Shyly, self-consciously, Mary and Luke put their arms around each other and kissed in the privacy of the deep woods.
They agreed to be married in August, with John and Patty and four other couples, when the preacher came again to the district. They decided to live at Hawthorn Bay. Henry was going to live with them. Sarah Pritchett gave them the house, the lot, and twenty acres across the road for a wedding present. “Part of the land Dan owns is mine as my Loyalist grant from the King, and I want you to have this piece of it. I think you’re a brave young woman, Mary Urquhart, to hold strong with your own ways when all were against you.” She twisted the sash of her dress until it was like a spring as she talked, but she persevered, and when she had finished she handed Mary the deed to the property. Mary and Luke thanked her together and promised to “hold strong” with both their ways.
Owena brought Mary a handsome deerskin dress. “It is for walking among the trees,” she said. She had a pair of moccasins for Luke.
Word had come from pedlars from New York and New England that there was no summer anywhere that year—“eighteen-hundred-and-freeze-to-death”, they were calling it back in Vermont. Whichever of Mary’s neighbours had harboured the notion that she might have caused the bad weather sheepishly relinquished it.

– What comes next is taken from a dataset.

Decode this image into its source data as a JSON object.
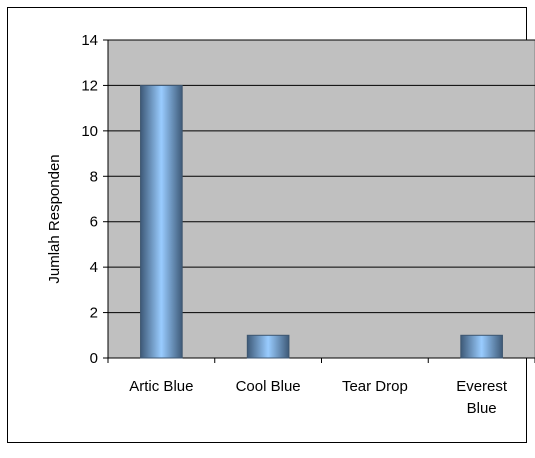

Few people mentioned that Mary had predicted the weather. And it was suddenly remembered that Simeon Anderson had always been a “wild one, too fond of his whisky, too loose with his words”.
Dan gave a small parcel of land for a school, and the community elders—Dan, Sam Colliver, Jim Morrissay, Hiram Openshaw, and Liam Hennessy—asked Mary to teach the children. Gravely she accepted.

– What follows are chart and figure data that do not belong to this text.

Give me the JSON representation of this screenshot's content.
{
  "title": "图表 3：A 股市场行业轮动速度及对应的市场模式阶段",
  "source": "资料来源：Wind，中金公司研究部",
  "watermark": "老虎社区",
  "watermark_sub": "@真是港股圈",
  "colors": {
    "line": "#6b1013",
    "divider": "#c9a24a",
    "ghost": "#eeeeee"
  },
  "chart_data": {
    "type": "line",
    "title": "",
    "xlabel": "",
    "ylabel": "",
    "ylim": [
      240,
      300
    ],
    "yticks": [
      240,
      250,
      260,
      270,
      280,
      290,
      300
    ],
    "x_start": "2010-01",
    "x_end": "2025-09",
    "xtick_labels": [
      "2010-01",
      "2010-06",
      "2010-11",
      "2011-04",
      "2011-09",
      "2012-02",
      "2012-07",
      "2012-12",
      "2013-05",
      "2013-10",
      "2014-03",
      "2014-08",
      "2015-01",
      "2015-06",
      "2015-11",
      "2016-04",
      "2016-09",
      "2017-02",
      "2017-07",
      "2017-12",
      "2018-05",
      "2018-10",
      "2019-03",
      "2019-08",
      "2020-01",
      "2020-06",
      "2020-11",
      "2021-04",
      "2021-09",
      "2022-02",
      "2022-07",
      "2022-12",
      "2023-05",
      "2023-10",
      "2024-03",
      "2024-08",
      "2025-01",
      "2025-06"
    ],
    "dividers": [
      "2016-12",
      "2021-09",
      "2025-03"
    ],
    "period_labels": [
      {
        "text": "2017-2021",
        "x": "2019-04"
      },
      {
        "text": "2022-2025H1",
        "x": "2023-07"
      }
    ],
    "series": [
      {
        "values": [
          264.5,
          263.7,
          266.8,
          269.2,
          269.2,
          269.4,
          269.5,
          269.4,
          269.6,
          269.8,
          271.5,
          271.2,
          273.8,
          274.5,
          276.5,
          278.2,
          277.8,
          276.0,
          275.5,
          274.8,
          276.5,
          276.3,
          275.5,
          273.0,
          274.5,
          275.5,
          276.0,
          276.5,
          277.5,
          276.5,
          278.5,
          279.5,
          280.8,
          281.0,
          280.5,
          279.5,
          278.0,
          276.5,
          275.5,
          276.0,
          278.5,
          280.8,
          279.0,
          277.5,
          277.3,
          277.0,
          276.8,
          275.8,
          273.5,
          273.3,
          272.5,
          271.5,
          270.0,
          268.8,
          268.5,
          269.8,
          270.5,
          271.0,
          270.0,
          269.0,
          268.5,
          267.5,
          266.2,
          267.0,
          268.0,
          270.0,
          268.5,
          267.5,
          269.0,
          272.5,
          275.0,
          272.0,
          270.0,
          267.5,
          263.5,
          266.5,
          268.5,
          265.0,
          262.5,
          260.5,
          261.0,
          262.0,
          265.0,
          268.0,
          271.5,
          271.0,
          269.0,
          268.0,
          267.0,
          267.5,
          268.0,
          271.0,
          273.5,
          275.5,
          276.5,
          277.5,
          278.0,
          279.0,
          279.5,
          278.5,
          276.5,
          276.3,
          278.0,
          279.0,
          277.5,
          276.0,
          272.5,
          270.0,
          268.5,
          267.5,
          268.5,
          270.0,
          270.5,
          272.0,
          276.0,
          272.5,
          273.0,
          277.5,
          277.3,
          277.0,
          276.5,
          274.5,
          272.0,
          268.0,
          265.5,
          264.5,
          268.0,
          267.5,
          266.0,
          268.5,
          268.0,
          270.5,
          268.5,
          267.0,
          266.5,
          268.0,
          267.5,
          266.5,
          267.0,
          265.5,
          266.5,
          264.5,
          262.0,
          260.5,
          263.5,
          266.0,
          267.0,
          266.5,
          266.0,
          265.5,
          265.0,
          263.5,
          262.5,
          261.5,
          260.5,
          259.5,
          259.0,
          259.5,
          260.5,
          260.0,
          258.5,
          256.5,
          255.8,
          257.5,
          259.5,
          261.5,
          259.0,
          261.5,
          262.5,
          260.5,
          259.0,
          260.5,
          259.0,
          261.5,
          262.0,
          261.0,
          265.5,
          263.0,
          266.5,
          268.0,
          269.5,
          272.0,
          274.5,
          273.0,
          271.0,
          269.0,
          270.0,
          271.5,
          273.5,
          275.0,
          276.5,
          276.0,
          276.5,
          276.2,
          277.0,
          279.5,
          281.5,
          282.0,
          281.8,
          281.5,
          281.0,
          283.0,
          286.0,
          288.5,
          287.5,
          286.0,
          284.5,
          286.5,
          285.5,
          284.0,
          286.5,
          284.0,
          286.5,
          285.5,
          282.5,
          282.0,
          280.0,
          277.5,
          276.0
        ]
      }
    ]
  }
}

The wedding was to be by the creek near the mill. The wedding feast was to be at the Collivers’. Mrs. Colliver would listen to no refusals. “Luke brung you here in the first place for me to take care of, and seeing you safely married’s my job.” Luke gave Mrs. Colliver his mother’s rose-coloured silk wedding dress to be made over for Mary. He and his father bought cloth from the pedlar and made a special trip to Soames, to Micah Lambert, the tailor. Luke took with him Mary’s hand-weaving for his shirt.
Mary insisted on spending the night before the wedding in her own house, making the room clean and bright, finding a few hardy leaves and a bit of blue chicory to put on her table, smooring the fire so that it would be set to come home to, and saying the words in Gaelic for good fortune in marriage. When all was done, before she put on the rose silk dress to wait for Luke to come for her in the horse
and cart, she went across the road to Duncan’s grave. She put a bouquet of dried rowan berries on it and said a small prayer. Then she knelt down to talk to him.

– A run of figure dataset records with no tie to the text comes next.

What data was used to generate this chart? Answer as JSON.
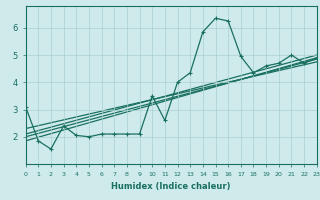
{
  "xlabel": "Humidex (Indice chaleur)",
  "bg_color": "#ceeaea",
  "grid_color": "#aacfcf",
  "line_color": "#1a7060",
  "xlim": [
    0,
    23
  ],
  "ylim": [
    1.0,
    6.8
  ],
  "xticks": [
    0,
    1,
    2,
    3,
    4,
    5,
    6,
    7,
    8,
    9,
    10,
    11,
    12,
    13,
    14,
    15,
    16,
    17,
    18,
    19,
    20,
    21,
    22,
    23
  ],
  "yticks": [
    2,
    3,
    4,
    5,
    6
  ],
  "main_series_x": [
    0,
    1,
    2,
    3,
    4,
    5,
    6,
    7,
    8,
    9,
    10,
    11,
    12,
    13,
    14,
    15,
    16,
    17,
    18,
    19,
    20,
    21,
    22,
    23
  ],
  "main_series_y": [
    3.1,
    1.85,
    1.55,
    2.4,
    2.05,
    2.0,
    2.1,
    2.1,
    2.1,
    2.1,
    3.5,
    2.6,
    4.0,
    4.35,
    5.85,
    6.35,
    6.25,
    4.95,
    4.35,
    4.6,
    4.7,
    5.0,
    4.7,
    4.9
  ],
  "trend_lines": [
    {
      "x": [
        0,
        23
      ],
      "y": [
        2.0,
        4.85
      ]
    },
    {
      "x": [
        0,
        23
      ],
      "y": [
        1.85,
        4.9
      ]
    },
    {
      "x": [
        0,
        23
      ],
      "y": [
        2.1,
        5.0
      ]
    },
    {
      "x": [
        0,
        23
      ],
      "y": [
        2.3,
        4.75
      ]
    }
  ],
  "marker_size": 3.5,
  "lw": 0.9
}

“It is well, Duncan,” she said. “And it will be well, for it is meant to be. It is not the same here for me as it was at home—as it was not the same for you. The burns that rush so swiftly down our hillsides are not the creeks that wander through these deep woods. The high hills are not these low lands and the spirits of our rocks and hills and burns, the old ones who dwell in the unseen world, are not here.
“But we are not to grieve. The old ones came to our hills in the ancient times. It began somewhere. It began there long ago as it begins here now. We are the old ones here.”
Mary fell silent. She stood up. Then she said again, very softly, “It is so, we are the old ones here.” She went back to her house to dress for her wedding.